Doch weiter — da du's wiſſen mußt, mein Sohn —
Naphta bekam der Kranke, ſagt' ich ſchon;
Was ſoll man ſonſt in ſolcher Noth verſchreiben?
Noch einmal wollt' ich künſtlich Feuer treiben
Durch ſeine Adern, ob ſich mir vielleicht
Indeß der Himmel weiß welch' Ausweg zeigt:
So jung noch ſollt' ich in der Schlinge bleiben?
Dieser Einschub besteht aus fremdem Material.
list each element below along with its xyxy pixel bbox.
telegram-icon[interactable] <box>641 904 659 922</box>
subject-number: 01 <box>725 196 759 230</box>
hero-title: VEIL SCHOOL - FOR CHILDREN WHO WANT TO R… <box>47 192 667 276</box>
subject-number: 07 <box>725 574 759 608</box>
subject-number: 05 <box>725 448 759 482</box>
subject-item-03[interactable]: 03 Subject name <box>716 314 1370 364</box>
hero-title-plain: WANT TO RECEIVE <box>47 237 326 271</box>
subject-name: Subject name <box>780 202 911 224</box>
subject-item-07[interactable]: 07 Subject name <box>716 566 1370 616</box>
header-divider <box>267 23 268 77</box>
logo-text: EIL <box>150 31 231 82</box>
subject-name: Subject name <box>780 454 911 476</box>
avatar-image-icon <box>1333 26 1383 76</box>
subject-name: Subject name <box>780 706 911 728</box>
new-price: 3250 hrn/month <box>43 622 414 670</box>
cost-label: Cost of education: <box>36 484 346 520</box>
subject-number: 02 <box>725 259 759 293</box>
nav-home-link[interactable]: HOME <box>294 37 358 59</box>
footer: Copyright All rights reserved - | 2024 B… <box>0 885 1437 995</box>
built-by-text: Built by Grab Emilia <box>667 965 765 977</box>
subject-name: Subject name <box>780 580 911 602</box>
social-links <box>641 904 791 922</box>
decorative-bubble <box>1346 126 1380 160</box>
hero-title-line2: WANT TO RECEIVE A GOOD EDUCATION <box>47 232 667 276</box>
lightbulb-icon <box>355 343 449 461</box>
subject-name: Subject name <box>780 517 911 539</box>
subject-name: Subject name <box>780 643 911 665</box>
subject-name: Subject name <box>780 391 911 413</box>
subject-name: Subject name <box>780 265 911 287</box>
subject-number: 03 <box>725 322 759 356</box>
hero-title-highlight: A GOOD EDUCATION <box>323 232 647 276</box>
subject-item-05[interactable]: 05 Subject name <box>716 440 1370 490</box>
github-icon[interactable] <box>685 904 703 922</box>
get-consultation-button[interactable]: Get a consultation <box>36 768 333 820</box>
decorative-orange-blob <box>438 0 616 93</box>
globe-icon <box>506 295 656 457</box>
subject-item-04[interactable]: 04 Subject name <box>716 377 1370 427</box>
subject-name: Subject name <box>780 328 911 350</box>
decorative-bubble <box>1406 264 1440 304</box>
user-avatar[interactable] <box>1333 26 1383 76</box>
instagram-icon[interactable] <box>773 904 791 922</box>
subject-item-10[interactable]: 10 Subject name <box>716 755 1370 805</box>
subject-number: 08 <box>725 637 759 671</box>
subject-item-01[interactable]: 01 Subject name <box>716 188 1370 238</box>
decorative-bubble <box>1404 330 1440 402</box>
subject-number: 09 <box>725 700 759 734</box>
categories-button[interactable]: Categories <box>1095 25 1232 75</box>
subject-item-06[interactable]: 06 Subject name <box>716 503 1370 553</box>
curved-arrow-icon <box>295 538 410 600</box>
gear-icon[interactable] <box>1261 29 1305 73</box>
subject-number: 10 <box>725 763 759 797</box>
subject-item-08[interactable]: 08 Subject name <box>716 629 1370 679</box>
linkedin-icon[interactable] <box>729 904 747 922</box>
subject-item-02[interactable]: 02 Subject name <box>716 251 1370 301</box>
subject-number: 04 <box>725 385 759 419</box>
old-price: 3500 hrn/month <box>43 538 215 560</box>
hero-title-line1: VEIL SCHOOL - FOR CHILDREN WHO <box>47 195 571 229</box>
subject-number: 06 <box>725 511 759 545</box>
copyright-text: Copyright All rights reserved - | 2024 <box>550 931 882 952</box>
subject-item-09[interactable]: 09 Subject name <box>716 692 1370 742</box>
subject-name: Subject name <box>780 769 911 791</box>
Ein junges Blut iſt hoffnungsreich und leicht;
Ich gab ihm Naphta; bis die Wirkung kömmt
Laß ich verſtohlen meine Blicke ſtreifen;
Die Dämm'rung ferner nicht das Auge hemmt,
Es möchte jeden Gegenſtand ergreifen.
Ich war in einem dunſtigen Gemach,
Langſame Tropfen glitten von den Wänden;
Aufrecht geſtellt träf' ich der Wölbung Dach;
Ob dies die Werke ſind von Menſchenhänden?
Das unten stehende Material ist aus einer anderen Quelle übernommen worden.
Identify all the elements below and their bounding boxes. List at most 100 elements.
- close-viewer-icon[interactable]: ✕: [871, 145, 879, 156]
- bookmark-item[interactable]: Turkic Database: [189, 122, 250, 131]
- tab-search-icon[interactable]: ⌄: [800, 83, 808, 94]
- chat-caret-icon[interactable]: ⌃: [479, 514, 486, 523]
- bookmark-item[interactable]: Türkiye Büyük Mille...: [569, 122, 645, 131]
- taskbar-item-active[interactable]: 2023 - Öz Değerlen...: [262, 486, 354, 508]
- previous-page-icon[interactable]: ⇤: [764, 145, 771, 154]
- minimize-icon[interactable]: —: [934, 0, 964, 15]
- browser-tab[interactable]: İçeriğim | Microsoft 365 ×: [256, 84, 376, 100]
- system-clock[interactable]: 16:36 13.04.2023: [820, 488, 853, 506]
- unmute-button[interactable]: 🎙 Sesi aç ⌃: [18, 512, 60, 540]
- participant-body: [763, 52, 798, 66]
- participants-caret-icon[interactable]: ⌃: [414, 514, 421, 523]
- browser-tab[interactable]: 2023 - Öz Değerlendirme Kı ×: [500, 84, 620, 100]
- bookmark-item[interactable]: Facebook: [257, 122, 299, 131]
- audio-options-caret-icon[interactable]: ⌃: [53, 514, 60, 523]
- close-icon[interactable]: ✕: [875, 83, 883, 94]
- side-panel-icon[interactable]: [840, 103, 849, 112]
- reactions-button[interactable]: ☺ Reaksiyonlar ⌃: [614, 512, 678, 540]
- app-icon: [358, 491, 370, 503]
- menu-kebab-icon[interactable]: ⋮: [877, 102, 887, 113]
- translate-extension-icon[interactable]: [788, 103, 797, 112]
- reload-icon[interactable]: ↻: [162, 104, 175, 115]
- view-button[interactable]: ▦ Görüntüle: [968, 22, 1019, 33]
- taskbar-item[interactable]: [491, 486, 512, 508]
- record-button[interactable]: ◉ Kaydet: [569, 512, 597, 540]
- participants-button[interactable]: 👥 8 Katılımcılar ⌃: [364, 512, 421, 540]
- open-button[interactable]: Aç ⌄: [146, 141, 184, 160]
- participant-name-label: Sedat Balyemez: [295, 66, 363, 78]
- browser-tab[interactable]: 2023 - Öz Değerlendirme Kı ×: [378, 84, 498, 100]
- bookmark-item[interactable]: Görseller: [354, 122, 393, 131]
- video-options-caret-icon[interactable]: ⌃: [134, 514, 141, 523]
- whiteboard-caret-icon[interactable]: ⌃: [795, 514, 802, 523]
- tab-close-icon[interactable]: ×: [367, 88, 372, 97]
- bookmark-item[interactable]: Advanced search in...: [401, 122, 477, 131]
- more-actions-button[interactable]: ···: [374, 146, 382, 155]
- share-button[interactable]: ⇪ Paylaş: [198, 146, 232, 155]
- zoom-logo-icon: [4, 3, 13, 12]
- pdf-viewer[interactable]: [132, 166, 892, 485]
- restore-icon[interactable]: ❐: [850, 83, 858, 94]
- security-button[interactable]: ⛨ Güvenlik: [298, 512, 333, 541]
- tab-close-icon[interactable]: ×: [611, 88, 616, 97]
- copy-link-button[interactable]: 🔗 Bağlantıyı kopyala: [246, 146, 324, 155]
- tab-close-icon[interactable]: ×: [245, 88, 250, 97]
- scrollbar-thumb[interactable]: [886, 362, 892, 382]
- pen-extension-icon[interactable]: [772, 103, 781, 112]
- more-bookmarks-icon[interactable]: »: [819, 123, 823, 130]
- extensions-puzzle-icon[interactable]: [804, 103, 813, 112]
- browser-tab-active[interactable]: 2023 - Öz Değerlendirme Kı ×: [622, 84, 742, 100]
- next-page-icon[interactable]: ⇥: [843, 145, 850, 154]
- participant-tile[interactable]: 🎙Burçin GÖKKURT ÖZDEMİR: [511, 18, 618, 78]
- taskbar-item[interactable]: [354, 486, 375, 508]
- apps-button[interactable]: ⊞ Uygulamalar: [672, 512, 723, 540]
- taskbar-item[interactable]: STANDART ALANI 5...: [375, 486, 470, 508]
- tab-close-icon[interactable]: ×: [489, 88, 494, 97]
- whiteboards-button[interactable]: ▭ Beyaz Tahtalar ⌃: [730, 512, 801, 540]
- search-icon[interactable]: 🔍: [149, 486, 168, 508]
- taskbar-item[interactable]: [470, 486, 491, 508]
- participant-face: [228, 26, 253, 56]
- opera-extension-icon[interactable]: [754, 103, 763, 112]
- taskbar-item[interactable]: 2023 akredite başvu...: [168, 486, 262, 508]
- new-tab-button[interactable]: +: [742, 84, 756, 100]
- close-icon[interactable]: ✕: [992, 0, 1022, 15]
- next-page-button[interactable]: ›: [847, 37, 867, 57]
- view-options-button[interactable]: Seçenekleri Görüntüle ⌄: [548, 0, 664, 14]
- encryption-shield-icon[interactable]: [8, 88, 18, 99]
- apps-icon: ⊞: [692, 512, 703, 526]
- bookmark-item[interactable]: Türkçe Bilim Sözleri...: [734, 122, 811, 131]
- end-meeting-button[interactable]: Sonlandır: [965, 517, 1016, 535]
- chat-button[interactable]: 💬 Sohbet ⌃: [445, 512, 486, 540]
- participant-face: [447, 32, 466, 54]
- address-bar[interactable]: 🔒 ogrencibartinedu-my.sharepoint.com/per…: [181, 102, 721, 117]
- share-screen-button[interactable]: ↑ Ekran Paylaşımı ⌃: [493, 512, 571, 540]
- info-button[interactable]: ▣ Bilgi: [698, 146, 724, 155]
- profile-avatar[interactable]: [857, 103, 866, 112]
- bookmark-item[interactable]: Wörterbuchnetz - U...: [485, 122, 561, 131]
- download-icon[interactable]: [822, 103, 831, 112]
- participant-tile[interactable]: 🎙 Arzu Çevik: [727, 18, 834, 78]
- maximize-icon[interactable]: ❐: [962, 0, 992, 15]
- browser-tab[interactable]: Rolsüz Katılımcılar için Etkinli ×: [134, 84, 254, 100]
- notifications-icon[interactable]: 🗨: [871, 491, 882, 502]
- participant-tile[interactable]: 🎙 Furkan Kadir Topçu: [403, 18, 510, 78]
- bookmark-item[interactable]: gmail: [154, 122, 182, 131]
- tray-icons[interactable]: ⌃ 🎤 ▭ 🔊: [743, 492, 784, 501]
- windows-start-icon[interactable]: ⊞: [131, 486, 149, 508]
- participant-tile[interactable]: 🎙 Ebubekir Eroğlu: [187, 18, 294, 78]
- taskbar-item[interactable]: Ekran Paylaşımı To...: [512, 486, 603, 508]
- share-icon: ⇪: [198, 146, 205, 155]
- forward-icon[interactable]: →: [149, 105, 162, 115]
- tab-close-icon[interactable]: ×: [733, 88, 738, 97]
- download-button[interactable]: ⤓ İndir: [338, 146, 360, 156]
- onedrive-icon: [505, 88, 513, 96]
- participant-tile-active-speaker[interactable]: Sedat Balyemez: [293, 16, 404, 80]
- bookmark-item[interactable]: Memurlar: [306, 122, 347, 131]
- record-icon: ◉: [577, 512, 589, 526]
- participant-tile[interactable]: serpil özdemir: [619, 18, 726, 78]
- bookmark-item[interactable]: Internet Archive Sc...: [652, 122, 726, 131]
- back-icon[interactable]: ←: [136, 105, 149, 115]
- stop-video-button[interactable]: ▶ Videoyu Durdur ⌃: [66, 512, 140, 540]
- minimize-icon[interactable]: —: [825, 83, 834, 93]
Zu ſchlecht zum Keller, und zu gut zum Stollen:
Was mögen dieſe langen Zapfen ſollen?
Ich meinte Stalacktiten; in der That,
Die erſte Höhle war's ſo ich betrat.
Und ring's, wie zu gemeiner Maskerade,
Hing's überall in ſchmutziger Parade:
Ein Bauernkittel und ein Mönchsgewand,
Soldatenkleider, Roßkamms langer Rock,
Beim Judenbart des Aelplers Hakenſtock,
Und gleich am Lager mir zur rechten Hand
Hier ein Gewehr von Damascirung falb,
Ein andres dort, beſchmutzt, zertrümmert halb.